Harvesting Microalgae Produced Using Wastewater

Due to the low biomass concentration of microalgae (about 0.5 g L-1 in open ponds) and the small size of microalgal cells (usually 5-50 pm), harvesting mic­roalgal biomass is a major challenge (Uduman et al. 2010). Centrifugation is an efficient method for harvesting microalgae; however, this is too energy-intensive for most low-value applications (i. e., biofuels). Options such as flocculation are a promising approach to reduce harvesting costs (Vandamme et al. 2013). During flocculation, individual cells form larger aggregates that can easily be separated from the culture medium by gravity sedimentation, flotation, or enhanced settling in an inclined lamella separator. Using flocculation, the biomass can be concentrated from a dilute culture with a dry matter content of about 0.05 % to a sludge with a dry matter content of 0.5-5 %. Mechanical techniques such as centrifugation or a filter press are required to remove the remaining extracellular water and to obtain a thick paste with a dry matter content of 20 %.

Most HRAPs used for wastewater treatment today contain mixed consortia of microalgae rather than pure cultures. Usually, these communities are dominated relatively large, colony-forming chlorophytes such as Pediastrum, Microctinium, Scenedesmus, Dictyosphaerium, and Coelastrum (Benemann et al. 1980; Park et al. 2013). Possibly, these species are favored by the flow regime generated by the paddle wheel in high-rate algal ponds. These relatively large colonial microalgae often flocculate spontaneously, a process that is referred to as bioflocculation (Park et al. 2011a). Bioflocculating microalgae may form aggregates with other non — bioflocculating species (Salim et al. 2011), and bioflocculated microalgae have high settling rates and can be relatively easily concentrated to a slurry of 1 -3 % dry matter by simple gravity sedimentation (Sheehan et al. 1998). By recycling part of the harvested biomass, the dominance of these bioflocculating microalgae can be maintained (Benemann et al. 1980; Park et al. 2011b, 2013). Bacteria present in the wastewater may also play a role in bioflocculation (Su et al. 2011). Bacteria grow on organic matter present in wastewater, and research by Lee et al. (2008) and Lee et al. (2012) showed that the presence of bacteria in cultures of Chrysotila and Chlorella resulted in flocculation of the microalgal cells. In both studies, it appeared that extracellular polymeric substances produced by the microalgae were involved in the flocculation process. Van den Hende et al. (2011) showed that a sufficient supply of organic matter is important to sustain mixed algal-bacterial flocs.

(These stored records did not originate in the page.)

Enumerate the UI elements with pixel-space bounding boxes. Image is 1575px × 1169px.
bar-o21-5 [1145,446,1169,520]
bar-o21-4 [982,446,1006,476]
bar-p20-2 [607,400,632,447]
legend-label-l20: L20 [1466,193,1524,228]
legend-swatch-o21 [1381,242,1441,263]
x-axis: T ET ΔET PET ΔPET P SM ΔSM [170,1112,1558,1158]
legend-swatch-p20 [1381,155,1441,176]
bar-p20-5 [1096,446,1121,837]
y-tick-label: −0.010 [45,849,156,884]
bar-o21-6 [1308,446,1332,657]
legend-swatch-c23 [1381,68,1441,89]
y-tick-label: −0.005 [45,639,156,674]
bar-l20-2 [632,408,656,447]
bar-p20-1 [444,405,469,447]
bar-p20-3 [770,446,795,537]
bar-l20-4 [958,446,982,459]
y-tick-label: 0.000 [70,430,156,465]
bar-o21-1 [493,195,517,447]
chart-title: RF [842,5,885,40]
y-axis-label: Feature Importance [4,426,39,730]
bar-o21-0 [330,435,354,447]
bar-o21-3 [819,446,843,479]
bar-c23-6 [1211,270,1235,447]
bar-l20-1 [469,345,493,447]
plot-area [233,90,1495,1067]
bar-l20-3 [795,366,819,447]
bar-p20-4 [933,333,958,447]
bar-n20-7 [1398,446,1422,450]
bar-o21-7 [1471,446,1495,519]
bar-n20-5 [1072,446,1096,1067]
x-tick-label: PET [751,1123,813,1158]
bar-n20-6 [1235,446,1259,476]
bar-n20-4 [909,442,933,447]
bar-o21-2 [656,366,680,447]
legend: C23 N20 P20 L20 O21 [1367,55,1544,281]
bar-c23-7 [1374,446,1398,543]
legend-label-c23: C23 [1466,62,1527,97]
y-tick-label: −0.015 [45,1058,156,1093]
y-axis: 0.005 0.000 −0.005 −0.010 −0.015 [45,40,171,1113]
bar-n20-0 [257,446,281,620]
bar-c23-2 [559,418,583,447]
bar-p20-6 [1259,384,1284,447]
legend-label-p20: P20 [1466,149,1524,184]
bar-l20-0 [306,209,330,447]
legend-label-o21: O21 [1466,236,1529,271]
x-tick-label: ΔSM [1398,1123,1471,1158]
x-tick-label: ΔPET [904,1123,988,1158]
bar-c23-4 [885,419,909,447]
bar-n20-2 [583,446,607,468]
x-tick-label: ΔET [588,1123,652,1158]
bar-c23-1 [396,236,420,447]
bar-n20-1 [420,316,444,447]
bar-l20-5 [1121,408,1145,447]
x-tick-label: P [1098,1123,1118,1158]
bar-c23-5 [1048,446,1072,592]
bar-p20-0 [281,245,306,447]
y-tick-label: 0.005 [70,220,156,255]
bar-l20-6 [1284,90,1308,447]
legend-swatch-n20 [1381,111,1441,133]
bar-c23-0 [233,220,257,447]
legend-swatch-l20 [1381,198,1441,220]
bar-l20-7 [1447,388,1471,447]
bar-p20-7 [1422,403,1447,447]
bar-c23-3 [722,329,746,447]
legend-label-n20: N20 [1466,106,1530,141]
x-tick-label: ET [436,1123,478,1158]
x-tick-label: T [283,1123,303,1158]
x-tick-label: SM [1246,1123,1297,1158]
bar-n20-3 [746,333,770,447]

The high pH that is typical of microalgal cultures can induce precipitation of Ca or Mg salts and can also induce flocculation of microalgal cells; a process that is referred to as autoflocculation. Ca phosphates precipitate at a relatively low pH of about 8.5-9 and can induce flocculation of microalgae. Such pH levels are regularly encountered in outdoor microalgal cultures when irradiance levels and temperatures are high. Flocculation by Ca phosphate precipitation requires relatively high Ca and phosphate concentrations in the wastewater and is therefore only applicable in hard waters with excess phosphate levels (Sukenik and Shelef 1984; Sukenik et al. 1985). While autoflocculation by Ca phosphate works well in laboratory conditions, it often fails in large-scale systems, even when Ca and phosphate concentrations are sufficiently high (Nurdogan and Oswald 1995). This may be due to autoflocculation by Ca phosphate is inhibited by the presence of organic matter in microalgal cultures (Beuckels et al. 2013). Bioflocculation and autoflocculation have been studied in the past 30 years in laboratory conditions and pilot systems. It appears that their performance depends strongly on species and cultivation conditions, yet, the reliability of these methods remains to be proven in long-term and large-scale operations (Benemann et al. 2012). More details on the recent developments on harvesting and dewatering can be found in Chaps. 1214.